Many and perhaps most cameras have either design or manufacturing build quality issues which do not get noticed until mass production has already occurred.
Such was the case with the professional sports dSLR – the Canon 1D Mark III which I bought in 2007 for over $5000 to compliment my Olympus E510 dSLR which was not capable of fast C-AF tracking of fast moving subjects.
Unfortunately with the Canon 1D III, there was a major design fault with the C-AF system and despite returning it for attempted repair, the problem was not resolved fully, and Canon partly resolved it by releasing a new camera, the Canon 1D Mark IV although this did not compensate the many thousands like me who bought the faulty model.
Nikon had similar serious issues with their Nikon D600 full frame dSLR in which the shutter mechanism was allegedly causing dust and oil to contaminate the sensor causing granular spots on images. After much debate and testing, Nikon finally announced it accepted that it was a design issue and in Feb 2014 announced it would offer free replacement of the shutter mechanism, and allocated $17.7 million to address the issue. It then released an updated model, the D610 to resolve the problem for future buyers.

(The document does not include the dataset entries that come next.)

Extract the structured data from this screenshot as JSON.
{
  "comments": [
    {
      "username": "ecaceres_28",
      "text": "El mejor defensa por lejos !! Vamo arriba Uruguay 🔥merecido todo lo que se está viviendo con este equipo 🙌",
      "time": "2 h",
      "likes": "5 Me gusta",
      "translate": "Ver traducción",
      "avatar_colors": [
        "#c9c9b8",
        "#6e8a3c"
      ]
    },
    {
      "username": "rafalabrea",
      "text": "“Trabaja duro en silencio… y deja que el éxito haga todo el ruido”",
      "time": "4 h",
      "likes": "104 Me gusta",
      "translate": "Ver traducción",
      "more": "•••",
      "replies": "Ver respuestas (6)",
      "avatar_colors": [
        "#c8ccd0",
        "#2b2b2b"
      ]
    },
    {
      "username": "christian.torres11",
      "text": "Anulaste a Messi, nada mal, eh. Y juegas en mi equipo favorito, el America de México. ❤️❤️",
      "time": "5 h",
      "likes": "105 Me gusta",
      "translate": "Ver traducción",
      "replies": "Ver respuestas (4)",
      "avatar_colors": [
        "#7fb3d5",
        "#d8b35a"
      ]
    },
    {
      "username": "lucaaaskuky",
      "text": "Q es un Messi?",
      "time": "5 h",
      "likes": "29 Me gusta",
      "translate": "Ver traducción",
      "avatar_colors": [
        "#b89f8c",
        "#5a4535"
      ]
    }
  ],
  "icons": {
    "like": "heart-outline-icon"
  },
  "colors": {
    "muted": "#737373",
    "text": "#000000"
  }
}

It seems that Canon may also have a major problem with their sensors on the Canon their latest cropped-sensor dSLRs – see here.
Apart from the Canon 1D Mark III, I have been extremely fortunate with my long run of cameras I have bought since the 1970’s, none of which have needed a warranty repair – these include, the Olympus OM-1n, OM-2n, Olympus C8080, Olympus E510, Olympus E330, Olympus OM-D E-M5.
But just over 2 months after I purchased a new Olympus OM-D E-M1, and well before my trip to South Australia, it started developing the well-documented issues with its rear dial requiring several clicks to change a setting instead of just the click. The camera is still usable but it is an extremely annoying fault, and if it did fail totally, one could always use the touch screen and also re-allocate important control to another dial such is the versatility and customisation capability of this wonderful little camera.
It seems the issue is not isolated to the E-M1 but has affected similar models such as the E-P5. I have also seen the top part of the rear dial just fall off on someone’s new E-M1 so there does seem to be build quality and perhaps design issues with this new dial which differed from the design on the E-M5.
Fortunately, this issue should be an easy fix and presumably just requires replacement of the rear dial, although there is a risk that the problem may return with a new dial if it is a more significant design issue – time will tell on that
Nevertheless, it was time to do the inevitable and take it back to the camera store to have it sent off for repairs to Olympus Australia who do the repairs in Sydney (or Perth), but unfortunately not in Melbourne.
I am thus posting this blog to give Australians a feel for the service provided by Olympus Australia, particularly given that Olympus no longer has world wide warranties, but regional – my understanding is that Olympus Australia only do warranty repairs themselves for cameras purchased in the Australia region which they have distributed to retailers.
Both of the above, on the surface could appear to be show stoppers for professional photographers who need fast turn-around times for servicing, however, this would be partly negated by the fact one could probably buy a spare body and lens and still have a substantial amount of money left over when compared to buying a full frame pro system. In this way a pro could risk manage the issue, although most pros would always have a spare camera body at least anyway.
I will update this post further once I have news on the outcome of my warranty repair, in the meantime it is back to using the E-M5 with the Canon 1D Mark III coming out of retirement.
When sending the camera in for repair via the retailer, all they need is the receipt and the camera body with body cap in place – no battery, no accessory grip, no SD card, no box.
Do NOT send in other accessories which are not needed for the repair, as with any service centre, there is a chance they could be lost amongst all the other repairs!
A quote from a fellow Australian who had the same issue “I sent it to the Olympus offices in Australia (they still do all the repairs in house, and are fantastic to deal with)” – so I am very optimistic the service will be excellent.
UPDATE – ALL FIXED!
The camera store contacted me on 6th May to come and pick up and all looks good – Olympus Australia replaced the rear dial under warranty as expected, gave it a clean and it is working beautifully now.
Turn around time was about 3 weeks which included the postage to and from Sydney via the camera store.